Lo que sí tenía claro era esto: algo la estaba afectando. Y por más que él fuera su jefe, y que técnicamente debiera mantener una distancia profesional, Alexander no había sido criado para mirar a otro lado cuando alguien necesitaba ayuda.
Los Blake eran muchos adjetivos, y “discretos” no era uno de ellos. Su madre solía decir que tenían el corazón en la manga, la lengua en el carril rápido y los brazos abiertos hasta para los desconocidos. Él había intentado moderar eso al convertirse en adulto responsable y jefe de familia, pero la esencia estaba ahí. Era un Blake, con todas las letras. Así que no podía fingir que no había visto esa mirada triste, ese hombro tembloroso, esa sonrisa que intentaba tapar un agujero gigante.
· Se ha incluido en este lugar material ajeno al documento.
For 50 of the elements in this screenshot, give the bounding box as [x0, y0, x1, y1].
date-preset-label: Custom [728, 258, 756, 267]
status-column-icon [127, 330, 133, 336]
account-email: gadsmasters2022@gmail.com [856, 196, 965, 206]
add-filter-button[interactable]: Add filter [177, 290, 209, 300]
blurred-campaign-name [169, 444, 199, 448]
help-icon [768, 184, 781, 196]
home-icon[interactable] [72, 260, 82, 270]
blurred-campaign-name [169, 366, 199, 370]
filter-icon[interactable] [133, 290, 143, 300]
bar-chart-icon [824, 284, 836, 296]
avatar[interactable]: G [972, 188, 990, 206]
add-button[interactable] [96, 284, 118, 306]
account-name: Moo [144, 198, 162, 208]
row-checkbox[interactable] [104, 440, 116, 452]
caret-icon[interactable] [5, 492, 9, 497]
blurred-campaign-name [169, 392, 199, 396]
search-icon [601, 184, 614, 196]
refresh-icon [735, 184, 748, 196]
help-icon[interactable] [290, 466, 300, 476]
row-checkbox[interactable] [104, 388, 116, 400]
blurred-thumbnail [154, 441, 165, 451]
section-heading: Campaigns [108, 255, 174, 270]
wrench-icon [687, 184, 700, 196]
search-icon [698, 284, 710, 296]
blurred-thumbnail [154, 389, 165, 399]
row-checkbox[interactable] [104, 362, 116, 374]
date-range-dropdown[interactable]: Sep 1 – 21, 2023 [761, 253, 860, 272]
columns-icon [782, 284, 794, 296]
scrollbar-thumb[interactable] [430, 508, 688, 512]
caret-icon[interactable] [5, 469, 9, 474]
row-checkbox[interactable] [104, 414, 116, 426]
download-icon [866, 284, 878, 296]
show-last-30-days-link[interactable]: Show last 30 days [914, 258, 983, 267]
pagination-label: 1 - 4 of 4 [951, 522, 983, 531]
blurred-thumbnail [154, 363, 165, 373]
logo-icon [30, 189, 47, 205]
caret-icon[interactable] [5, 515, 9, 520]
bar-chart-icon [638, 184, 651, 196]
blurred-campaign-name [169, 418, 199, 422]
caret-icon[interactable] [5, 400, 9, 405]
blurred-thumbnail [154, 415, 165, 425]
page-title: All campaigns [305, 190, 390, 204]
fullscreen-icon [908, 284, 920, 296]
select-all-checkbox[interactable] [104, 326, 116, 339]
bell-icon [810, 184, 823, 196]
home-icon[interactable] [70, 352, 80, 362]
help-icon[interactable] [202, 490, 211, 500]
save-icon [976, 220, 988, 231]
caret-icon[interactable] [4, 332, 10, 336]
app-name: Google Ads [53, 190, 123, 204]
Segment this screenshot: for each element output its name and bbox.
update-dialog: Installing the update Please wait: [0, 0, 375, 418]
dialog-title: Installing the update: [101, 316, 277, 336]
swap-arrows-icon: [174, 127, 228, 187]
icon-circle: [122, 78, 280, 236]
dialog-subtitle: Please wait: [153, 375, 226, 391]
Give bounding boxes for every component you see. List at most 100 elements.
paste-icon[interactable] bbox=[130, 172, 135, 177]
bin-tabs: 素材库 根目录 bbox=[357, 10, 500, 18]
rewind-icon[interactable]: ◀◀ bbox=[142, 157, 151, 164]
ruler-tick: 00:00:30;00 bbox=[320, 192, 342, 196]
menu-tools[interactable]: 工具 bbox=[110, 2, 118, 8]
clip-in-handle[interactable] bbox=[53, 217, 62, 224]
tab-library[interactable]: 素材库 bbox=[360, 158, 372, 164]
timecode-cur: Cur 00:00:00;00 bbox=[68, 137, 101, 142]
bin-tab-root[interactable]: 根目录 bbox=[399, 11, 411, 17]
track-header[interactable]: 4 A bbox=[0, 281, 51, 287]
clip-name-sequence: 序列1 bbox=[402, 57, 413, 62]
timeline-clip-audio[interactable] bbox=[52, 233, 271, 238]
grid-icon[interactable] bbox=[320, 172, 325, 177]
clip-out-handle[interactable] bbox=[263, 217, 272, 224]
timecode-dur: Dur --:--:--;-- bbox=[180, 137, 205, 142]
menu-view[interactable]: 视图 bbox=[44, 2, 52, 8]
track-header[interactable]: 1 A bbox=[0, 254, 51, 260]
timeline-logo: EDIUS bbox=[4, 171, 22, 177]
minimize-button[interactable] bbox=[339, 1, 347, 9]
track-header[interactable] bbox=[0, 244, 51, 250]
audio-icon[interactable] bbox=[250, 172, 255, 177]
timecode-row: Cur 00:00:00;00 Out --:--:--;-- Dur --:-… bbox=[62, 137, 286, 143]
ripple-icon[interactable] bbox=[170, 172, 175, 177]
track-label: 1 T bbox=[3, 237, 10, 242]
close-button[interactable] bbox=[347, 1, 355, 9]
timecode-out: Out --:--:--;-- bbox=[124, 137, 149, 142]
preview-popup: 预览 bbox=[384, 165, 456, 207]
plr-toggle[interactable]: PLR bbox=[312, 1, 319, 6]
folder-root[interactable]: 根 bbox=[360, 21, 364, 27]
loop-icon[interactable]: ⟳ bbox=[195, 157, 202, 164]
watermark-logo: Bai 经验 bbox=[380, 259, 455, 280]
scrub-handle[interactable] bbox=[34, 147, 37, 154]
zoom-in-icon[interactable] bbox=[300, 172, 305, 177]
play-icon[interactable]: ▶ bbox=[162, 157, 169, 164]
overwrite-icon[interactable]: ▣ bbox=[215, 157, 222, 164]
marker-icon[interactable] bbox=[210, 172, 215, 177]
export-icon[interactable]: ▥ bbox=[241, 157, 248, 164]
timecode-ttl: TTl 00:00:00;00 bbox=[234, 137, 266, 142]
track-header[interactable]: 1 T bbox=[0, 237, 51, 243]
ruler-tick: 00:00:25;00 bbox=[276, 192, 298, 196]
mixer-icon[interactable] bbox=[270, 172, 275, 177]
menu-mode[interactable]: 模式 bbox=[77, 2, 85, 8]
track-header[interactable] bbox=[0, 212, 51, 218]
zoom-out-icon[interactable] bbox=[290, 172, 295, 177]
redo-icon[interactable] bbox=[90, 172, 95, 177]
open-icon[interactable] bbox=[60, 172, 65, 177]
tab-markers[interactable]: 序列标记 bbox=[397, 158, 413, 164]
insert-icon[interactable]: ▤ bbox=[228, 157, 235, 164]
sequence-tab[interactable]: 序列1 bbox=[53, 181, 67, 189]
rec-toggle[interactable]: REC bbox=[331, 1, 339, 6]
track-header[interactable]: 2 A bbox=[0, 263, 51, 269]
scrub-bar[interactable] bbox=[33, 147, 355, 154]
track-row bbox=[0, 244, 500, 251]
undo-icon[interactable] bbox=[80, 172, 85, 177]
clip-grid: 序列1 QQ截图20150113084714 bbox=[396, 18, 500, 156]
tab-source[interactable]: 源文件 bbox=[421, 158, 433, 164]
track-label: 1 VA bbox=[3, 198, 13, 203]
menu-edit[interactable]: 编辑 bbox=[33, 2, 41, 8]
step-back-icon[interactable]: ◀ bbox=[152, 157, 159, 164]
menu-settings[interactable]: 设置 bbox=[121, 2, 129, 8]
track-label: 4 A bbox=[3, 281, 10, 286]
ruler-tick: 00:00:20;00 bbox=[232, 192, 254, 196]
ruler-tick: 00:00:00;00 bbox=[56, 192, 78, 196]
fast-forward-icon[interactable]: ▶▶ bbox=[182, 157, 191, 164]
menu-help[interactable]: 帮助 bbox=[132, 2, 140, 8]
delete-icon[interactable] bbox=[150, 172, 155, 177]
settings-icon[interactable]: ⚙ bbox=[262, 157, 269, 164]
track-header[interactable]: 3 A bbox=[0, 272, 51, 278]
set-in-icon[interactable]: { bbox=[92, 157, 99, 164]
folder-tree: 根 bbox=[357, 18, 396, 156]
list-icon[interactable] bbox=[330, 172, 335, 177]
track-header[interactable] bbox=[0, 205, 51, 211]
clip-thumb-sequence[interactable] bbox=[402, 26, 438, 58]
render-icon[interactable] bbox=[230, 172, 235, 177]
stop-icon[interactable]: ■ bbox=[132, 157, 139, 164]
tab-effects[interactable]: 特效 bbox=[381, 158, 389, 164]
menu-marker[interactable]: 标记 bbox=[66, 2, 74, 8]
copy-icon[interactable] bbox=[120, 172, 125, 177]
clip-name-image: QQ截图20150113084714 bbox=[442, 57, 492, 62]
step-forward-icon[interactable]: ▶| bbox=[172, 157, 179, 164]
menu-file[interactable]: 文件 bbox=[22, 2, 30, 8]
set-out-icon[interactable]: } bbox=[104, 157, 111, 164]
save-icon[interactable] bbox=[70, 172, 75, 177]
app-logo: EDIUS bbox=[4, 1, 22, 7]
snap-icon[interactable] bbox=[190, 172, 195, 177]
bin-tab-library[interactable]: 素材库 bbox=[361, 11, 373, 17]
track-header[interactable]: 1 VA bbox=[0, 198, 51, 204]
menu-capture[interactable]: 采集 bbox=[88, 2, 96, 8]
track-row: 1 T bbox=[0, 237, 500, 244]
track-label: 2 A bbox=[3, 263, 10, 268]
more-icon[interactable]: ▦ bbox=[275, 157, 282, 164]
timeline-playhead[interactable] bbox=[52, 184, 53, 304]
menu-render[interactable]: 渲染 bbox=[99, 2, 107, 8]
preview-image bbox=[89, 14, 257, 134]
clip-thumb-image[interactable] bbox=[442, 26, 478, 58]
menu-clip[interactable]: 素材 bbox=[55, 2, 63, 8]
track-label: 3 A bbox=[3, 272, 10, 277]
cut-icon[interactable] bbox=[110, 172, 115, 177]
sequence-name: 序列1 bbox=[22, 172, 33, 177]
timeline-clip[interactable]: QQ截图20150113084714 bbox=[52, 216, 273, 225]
Tal vez Isabelle solo necesitaba un poco de tiempo, o tal vez necesitaba un hombro donde llorar. Y si ese hombro tenía que ser el suyo… bueno, tenía buenos huesos, musculatura decente y hasta olor a suavizante floral. Era un buen hombro.
Eso sí, no pensaba presionarla. Alexander sabía que las personas no sueltan sus penas como quien entrega un paquete de Amazon. Iba a observar, escuchar, estar ahí. Y cuando Isabelle estuviera lista para hablar, él estaría listo para escuchar. Con té, palomitas y, si hacía falta, una caja entera de pañuelos de papel.
En algún momento, entre todo aquel monólogo interno, Alexander se durmió y se despertó horas más tarde con el sonido estridente de su alarma. Se sentó en la cama como si tuviera ochenta años y no treinta y tantos, y se frotó los ojos con resignación.
La rutina estaba tan cronometrada que bien podía competir con el protocolo de Buckingham: ducha rápida estilo militar, cepillado de dientes con una mano mientras con la otra revisaba las noticias en el teléfono, y luego directo a la cocina.
Puso la cafetera en marcha, sacó el pan, la mantequilla y la mermelada, y mientras las tostadas crujían en la tostadora, llegó el momento más desafiante del día: despertar a Sophie.
—Sophie, arriba, cielo —canturreó, con ese tono dulce que solo los padres conocen.